From watercolor paintings to stained glass, jewelry, photography, handcrafted wood art, leatherwork, and oils, there was a little something for everybody at Black Butte Ranch's Art at the Ranch art exhibit held over the Labor Day weekend.

The fundraiser, now in it's 27th year, is sponsored by the Black Butte Ranch Art Guild, and raises upwards of $7,000 each year for the Sisters High School visual arts program and Sisters High School art students. Each year, three to four students are awarded scholarships.

"This fundraiser is just part of what the art guild does to support the school district's visual-arts program," said Jessie-Lea Abbott, co-chair of the Art Guild. "Some of the money goes to program support and some of it goes for student scholarships for kids who are continuing the study of art in college."

The two-day event started on Friday with a silent auction, and continued on Saturday with artists from all over the area displaying their art in the pavilion tent on the tennis courts just outside the Lodge. Every year, 100 percent of the proceeds from the silent auction go toward helping fund the visual-arts program and sponsoring student scholarships. In addition, 20 percent of vendor sales are also donated.

Bub Warren of Redmond, who specializes in leatherwork - particularly saddles - was at his first fundraiser this year.

"I've made 1,300 saddles in 38 years and I'm about ready to retire," said Warren. "One of my customers asked me to come so I thought I'd come out and see if we could help raise some money for the kids."

Mitch Deaderick and wife Michelle are pottery artists from Sisters and have been plying their craft in the area for nearly 40 years; they have been participants in the fundraiser since it's inception.
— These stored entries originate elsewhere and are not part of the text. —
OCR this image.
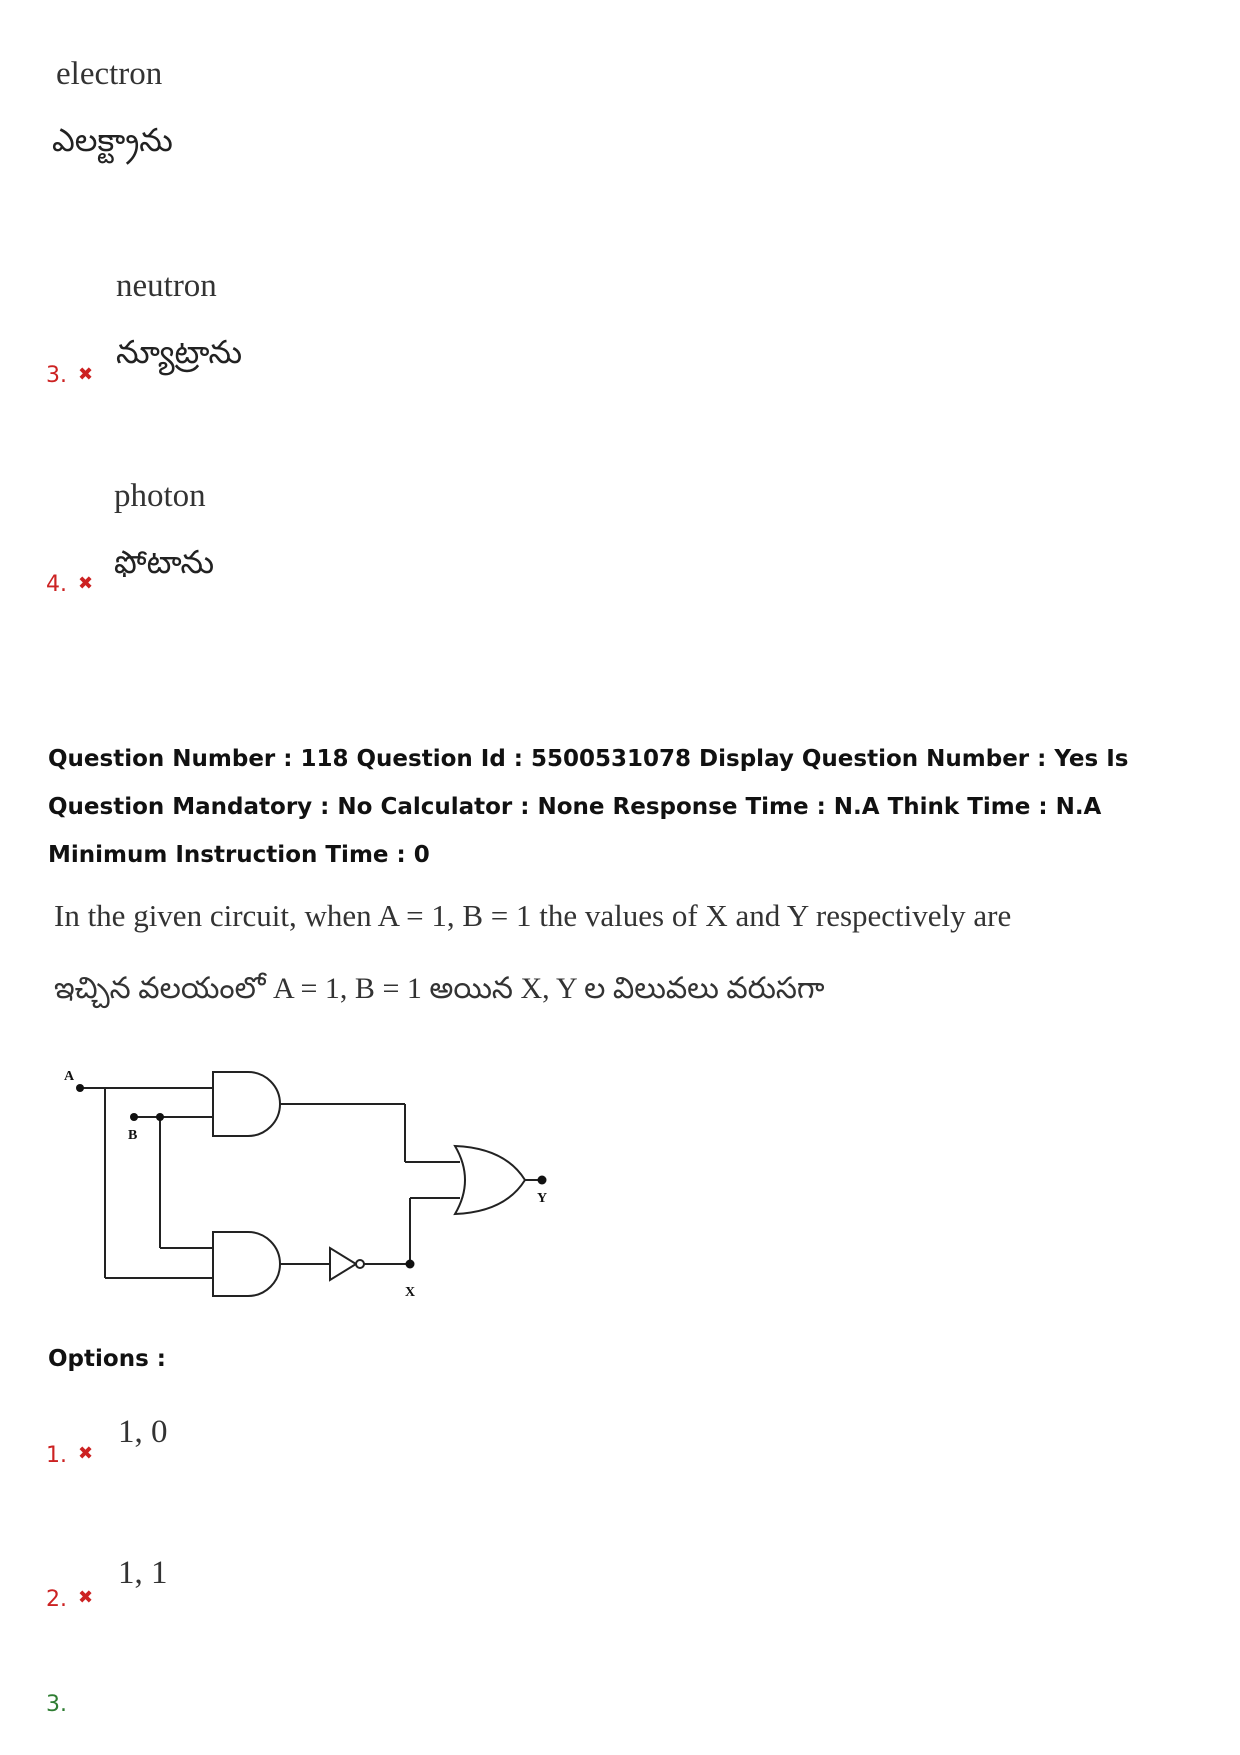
electron
ఎలక్ట్రాను
neutron
3. ✖
న్యూట్రాను
photon
4. ✖
ఫోటాను
Question Number : 118 Question Id : 5500531078 Display Question Number : Yes Is Question Mandatory : No Calculator : None Response Time : N.A Think Time : N.A Minimum Instruction Time : 0
In the given circuit, when A = 1, B = 1 the values of X and Y respectively are
ఇచ్చిన వలయంలో A = 1, B = 1 అయిన X, Y ల విలువలు వరుసగా
A
B
X
Y
Options :
1. ✖
1, 0
2. ✖
1, 1
3.
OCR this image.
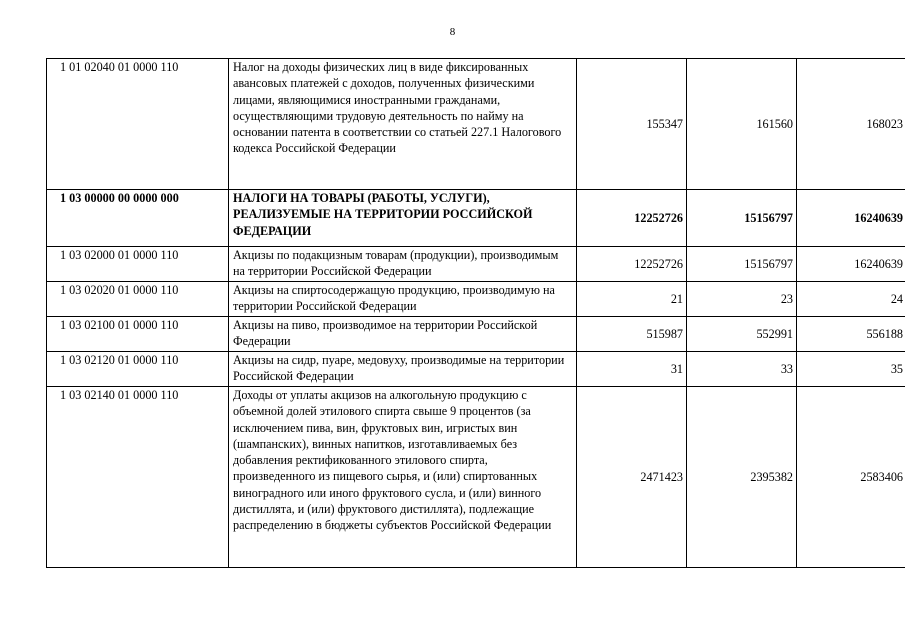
8
1 01 02040 01 0000 110	Налог на доходы физических лиц в виде фиксированных авансовых платежей с доходов, полученных физическими лицами, являющимися иностранными гражданами, осуществляющими трудовую деятельность по найму на основании патента в соответствии со статьей 227.1 Налогового кодекса Российской Федерации	155347	161560	168023
1 03 00000 00 0000 000	НАЛОГИ НА ТОВАРЫ (РАБОТЫ, УСЛУГИ), РЕАЛИЗУЕМЫЕ НА ТЕРРИТОРИИ РОССИЙСКОЙ ФЕДЕРАЦИИ	12252726	15156797	16240639
1 03 02000 01 0000 110	Акцизы по подакцизным товарам (продукции), производимым на территории Российской Федерации	12252726	15156797	16240639
1 03 02020 01 0000 110	Акцизы на спиртосодержащую продукцию, производимую на территории Российской Федерации	21	23	24
1 03 02100 01 0000 110	Акцизы на пиво, производимое на территории Российской Федерации	515987	552991	556188
1 03 02120 01 0000 110	Акцизы на сидр, пуаре, медовуху, производимые на территории Российской Федерации	31	33	35
1 03 02140 01 0000 110	Доходы от уплаты акцизов на алкогольную продукцию с объемной долей этилового спирта свыше 9 процентов (за исключением пива, вин, фруктовых вин, игристых вин (шампанских), винных напитков, изготавливаемых без добавления ректификованного этилового спирта, произведенного из пищевого сырья, и (или) спиртованных виноградного или иного фруктового сусла, и (или) винного дистиллята, и (или) фруктового дистиллята), подлежащие распределению в бюджеты субъектов Российской Федерации	2471423	2395382	2583406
"As well as doing the fundraiser, we do a lot of work for the Ranch doing custom mugs. But it's always good to come out and support the kids," said Mitch. "Especially in the arts, so they can go pursue their hopes and dreams."

The scholarships the students are awarded are based on an application process that includes an interview and a review of the submitted portfolios by the guild.

"In addition to the auction and sales, we add to that and have a drawing for the opportunity quilt, and all proceeds from that go to the program and students as well," said Abbott.